Can a country so thoroughly entrenched in the social and psychological habits of nanny state dependency, Marxist thought policing, and normalized narcotics ever extricate itself from the bottomless pit into which it is careering, by means of a mere popular vote? Would not such a radical realignment of a nation’s wheels require an electorate already liberated from the collectivist-materialist egalitarian presuppositions of socialism? How could this spiritual liberation occur within the progressively constricting conditions of such an environment?
Individuals, of course, will always remain or break free, usually as a byproduct of involuntary social exclusion or marginalization. A mass overcoming, on the other hand, seems to demand a prior divestment, whether gradual or sudden, from the constructs that bind populations to their immediate, inherited “comfort,” meaning the prison of home and hearth — what used to be called the fatherland, but in Canada’s case is more like the nursery, with its soothers, blankies and mild cookies.
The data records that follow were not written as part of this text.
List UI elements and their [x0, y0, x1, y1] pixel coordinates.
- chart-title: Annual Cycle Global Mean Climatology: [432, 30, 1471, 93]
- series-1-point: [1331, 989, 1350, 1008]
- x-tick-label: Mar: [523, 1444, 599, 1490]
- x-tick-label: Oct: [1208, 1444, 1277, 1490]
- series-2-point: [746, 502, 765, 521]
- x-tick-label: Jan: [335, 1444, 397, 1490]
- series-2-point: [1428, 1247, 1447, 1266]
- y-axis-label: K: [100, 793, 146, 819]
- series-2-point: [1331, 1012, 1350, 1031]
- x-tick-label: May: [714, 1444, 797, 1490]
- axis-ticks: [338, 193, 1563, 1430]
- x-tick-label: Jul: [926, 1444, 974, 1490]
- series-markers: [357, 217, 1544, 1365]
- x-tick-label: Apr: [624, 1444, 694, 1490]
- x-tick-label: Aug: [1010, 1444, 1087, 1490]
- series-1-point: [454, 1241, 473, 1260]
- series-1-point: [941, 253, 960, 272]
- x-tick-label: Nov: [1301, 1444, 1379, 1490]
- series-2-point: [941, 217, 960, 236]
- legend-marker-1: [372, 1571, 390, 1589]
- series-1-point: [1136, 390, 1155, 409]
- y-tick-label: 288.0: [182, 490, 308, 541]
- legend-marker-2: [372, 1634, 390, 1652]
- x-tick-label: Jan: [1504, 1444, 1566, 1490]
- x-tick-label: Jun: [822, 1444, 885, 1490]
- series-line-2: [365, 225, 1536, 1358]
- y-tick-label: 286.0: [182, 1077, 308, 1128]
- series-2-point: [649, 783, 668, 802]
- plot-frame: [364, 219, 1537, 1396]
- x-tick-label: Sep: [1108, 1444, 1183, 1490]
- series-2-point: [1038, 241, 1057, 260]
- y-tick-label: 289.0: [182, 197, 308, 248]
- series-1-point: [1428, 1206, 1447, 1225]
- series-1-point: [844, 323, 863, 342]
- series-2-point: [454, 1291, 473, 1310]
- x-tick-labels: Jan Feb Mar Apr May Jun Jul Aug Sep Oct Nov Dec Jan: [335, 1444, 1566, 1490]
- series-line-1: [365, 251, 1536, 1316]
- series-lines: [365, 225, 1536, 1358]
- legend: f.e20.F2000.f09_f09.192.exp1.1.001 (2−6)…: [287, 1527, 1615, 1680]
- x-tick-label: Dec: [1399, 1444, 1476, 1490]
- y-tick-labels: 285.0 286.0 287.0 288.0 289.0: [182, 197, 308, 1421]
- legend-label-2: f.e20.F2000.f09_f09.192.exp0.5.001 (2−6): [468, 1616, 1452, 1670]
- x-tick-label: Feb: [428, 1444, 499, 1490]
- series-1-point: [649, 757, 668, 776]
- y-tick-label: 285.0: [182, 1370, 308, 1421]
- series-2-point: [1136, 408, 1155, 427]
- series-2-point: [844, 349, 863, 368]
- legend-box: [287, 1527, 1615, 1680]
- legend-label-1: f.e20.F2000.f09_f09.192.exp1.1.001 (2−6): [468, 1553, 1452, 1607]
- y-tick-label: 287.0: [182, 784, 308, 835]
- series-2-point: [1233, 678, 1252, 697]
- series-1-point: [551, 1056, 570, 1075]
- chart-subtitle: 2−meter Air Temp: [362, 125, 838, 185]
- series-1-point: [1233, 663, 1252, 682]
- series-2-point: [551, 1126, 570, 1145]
Canada long ago (about 1962) categorically rejected everything hard and painful — including and especially the spiritual rewards of hardness and pain — in favor of the soft and pleasant. Hence the vaunted and self-promoted “kindness” of Canadians, which is merely lassitude on a national tragedy scale.
No democratic election is likely to correct this. Democratic elections are specifically calibrated not to correct such things. On the contrary, elections can only exacerbate them. But what, then, could correct it? Three possibilities are immediately apparent: catastrophic war, catastrophic economic collapse, and educational revolution on a mass scale, beginning with the widespread rejection of government schooling. The third of these, my preferred option, will not happen.